Gunn, M. & Codd, L.E. Botanical exploration of southern Africa. Cape Town: Balkema, 1981.

Kennedy, R.F. Geology is Africana. Africana Notes and News, 1970, Vol. 19(1), pp. 3-11.

National Union Catalogue, pre-1956 imprints. London: Mansell, 1968-1980.

Oxford dictionary of national biography. Oxford University Press, 2004.

Richings, F.G. Mrs Arabella Roupell and her "Cape flowers". Quarterly Bulletin of the South African Library, 1972, Vol. 27, pp. 4-14.

Royal Society of London.
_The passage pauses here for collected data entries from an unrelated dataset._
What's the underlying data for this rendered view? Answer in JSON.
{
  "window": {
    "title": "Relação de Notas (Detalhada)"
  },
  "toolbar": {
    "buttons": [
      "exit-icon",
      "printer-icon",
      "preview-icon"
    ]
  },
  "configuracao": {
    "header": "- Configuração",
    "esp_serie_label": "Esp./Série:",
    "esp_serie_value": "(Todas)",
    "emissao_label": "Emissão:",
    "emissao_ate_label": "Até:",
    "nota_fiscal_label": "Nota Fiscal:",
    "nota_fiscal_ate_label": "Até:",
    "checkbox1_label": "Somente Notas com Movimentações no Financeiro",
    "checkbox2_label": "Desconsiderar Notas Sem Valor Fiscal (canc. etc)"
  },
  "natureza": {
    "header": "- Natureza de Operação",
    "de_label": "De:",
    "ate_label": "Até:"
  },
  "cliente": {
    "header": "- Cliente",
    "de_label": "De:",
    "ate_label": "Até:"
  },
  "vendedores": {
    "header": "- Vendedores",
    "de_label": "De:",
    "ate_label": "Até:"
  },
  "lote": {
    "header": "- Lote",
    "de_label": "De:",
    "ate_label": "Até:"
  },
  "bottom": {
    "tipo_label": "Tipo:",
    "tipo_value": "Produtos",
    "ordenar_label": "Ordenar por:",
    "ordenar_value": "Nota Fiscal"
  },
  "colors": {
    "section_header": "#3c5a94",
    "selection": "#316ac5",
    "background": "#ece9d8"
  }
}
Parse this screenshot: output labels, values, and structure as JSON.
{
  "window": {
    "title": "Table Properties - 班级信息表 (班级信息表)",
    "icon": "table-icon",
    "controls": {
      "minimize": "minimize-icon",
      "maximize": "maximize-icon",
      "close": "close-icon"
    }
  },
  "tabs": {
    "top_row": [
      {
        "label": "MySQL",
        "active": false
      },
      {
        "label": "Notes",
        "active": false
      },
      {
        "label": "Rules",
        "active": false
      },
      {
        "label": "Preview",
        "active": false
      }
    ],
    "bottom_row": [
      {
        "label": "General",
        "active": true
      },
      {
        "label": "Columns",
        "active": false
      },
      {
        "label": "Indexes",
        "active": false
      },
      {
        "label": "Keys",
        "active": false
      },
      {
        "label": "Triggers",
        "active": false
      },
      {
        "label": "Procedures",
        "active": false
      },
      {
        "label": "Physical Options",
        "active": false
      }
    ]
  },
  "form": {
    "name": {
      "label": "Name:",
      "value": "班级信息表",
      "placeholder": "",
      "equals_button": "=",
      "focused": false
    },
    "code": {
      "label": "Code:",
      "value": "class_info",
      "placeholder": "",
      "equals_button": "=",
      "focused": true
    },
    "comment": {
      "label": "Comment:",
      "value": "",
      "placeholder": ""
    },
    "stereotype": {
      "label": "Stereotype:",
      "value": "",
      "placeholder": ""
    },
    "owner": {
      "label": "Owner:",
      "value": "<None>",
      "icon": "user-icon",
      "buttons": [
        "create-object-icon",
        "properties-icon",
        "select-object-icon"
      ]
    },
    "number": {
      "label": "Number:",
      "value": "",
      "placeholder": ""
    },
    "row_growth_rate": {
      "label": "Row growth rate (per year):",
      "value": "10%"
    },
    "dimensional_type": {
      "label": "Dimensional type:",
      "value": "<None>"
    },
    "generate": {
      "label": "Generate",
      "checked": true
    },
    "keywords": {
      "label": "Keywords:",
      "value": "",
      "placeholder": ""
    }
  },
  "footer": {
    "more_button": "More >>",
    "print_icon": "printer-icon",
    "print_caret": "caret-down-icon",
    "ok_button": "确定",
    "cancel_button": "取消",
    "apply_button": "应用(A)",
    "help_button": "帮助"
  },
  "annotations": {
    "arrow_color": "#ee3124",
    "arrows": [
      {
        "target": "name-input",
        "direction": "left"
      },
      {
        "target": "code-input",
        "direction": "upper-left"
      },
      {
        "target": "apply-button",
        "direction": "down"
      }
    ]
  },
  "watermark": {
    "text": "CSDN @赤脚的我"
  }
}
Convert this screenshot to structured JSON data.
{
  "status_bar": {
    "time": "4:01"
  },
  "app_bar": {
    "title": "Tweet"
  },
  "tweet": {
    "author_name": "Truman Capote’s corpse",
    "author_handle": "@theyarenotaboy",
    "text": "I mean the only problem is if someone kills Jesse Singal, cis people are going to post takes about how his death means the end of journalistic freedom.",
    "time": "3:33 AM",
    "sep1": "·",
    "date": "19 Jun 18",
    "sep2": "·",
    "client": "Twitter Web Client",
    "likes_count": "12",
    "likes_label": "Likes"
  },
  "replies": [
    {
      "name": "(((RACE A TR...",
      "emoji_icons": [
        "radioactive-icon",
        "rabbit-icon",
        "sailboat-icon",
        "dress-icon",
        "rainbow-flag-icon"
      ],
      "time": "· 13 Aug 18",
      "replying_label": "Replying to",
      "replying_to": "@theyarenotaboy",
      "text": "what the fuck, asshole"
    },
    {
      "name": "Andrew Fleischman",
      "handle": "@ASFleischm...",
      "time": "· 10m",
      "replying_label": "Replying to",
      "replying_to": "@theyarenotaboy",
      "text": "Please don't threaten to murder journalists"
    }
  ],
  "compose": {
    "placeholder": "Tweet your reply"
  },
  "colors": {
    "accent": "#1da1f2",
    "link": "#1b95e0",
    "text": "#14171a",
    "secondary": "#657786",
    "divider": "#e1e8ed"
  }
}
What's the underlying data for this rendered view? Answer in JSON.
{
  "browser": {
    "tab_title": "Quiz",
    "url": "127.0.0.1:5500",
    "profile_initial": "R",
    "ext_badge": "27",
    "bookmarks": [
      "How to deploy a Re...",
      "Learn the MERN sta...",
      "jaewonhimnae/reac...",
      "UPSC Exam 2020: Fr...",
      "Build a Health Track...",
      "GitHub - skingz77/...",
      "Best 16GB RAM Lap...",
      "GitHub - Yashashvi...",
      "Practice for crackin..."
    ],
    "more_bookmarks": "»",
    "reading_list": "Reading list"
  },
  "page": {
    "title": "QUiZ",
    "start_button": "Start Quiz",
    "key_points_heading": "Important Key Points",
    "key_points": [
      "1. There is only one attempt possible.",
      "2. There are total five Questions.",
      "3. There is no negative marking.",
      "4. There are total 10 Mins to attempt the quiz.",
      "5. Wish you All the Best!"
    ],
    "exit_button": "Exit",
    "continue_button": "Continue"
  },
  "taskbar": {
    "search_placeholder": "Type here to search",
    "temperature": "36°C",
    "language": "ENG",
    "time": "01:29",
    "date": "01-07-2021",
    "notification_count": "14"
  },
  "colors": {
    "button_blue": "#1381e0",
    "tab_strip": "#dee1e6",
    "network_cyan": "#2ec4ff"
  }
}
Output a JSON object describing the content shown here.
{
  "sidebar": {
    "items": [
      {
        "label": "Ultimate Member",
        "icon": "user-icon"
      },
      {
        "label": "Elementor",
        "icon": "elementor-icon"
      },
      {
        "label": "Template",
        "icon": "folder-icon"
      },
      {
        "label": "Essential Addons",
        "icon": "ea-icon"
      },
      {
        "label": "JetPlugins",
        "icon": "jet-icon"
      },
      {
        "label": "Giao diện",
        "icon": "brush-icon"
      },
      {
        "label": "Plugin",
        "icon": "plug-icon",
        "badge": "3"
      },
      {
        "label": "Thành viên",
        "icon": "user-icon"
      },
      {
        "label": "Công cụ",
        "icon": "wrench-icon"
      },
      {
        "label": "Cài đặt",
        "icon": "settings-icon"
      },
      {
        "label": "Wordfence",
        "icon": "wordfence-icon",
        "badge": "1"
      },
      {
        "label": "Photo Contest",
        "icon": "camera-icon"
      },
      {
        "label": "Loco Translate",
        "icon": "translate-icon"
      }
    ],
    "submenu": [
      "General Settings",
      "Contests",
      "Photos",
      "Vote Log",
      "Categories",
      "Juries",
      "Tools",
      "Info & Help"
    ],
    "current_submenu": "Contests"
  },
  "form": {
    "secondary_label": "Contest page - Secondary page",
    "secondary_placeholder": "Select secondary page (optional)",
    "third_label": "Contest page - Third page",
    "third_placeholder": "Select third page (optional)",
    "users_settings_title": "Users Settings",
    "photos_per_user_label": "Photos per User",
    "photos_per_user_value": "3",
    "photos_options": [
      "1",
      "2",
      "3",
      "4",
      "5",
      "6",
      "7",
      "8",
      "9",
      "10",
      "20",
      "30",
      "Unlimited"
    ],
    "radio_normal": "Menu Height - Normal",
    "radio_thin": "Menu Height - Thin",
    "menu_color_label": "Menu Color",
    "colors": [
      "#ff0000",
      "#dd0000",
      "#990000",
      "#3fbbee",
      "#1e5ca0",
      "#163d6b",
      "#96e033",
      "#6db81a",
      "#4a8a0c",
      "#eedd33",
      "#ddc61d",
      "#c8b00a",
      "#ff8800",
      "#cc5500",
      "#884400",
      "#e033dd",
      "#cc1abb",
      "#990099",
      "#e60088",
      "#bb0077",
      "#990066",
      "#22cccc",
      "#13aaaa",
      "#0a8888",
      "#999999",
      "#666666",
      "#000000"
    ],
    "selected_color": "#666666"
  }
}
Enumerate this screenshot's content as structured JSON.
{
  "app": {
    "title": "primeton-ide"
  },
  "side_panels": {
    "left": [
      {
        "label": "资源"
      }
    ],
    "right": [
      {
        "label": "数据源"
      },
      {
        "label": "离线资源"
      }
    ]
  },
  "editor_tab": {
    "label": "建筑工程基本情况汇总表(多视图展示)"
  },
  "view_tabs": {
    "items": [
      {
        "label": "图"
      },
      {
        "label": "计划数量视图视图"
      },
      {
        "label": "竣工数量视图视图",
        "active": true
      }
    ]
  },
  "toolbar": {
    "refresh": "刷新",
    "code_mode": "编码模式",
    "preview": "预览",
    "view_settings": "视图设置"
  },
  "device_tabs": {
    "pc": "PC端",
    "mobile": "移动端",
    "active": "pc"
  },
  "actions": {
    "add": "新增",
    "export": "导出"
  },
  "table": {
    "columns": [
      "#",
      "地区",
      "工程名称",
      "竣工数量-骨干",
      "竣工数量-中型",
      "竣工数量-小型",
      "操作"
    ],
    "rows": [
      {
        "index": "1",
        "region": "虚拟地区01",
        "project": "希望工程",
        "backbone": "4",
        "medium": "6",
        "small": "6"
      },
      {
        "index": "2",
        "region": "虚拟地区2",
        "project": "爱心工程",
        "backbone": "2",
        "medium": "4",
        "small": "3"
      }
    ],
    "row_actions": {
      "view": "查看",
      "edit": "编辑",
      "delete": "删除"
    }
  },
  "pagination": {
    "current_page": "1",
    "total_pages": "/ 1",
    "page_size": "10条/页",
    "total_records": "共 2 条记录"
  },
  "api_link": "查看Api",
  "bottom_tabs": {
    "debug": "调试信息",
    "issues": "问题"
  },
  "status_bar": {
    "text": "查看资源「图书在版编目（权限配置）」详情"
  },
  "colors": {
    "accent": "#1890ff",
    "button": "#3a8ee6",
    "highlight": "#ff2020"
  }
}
Catalogue of scientific papers [1800-1900]. London: Royal Society, 1867-1925.

South African Commercial Advertiser, 24 April 1844, p. 2, Botany; 8 May 1845, p. 2, Botanic Gardens; 6 September 1845, p. 2, Botanic Garden.

Warner, B. (ed.) The Cape diary and letters of William Mann, astronomer and mountaineer, 1839-1843. Cape Town: Friends of the South African Library, 1989.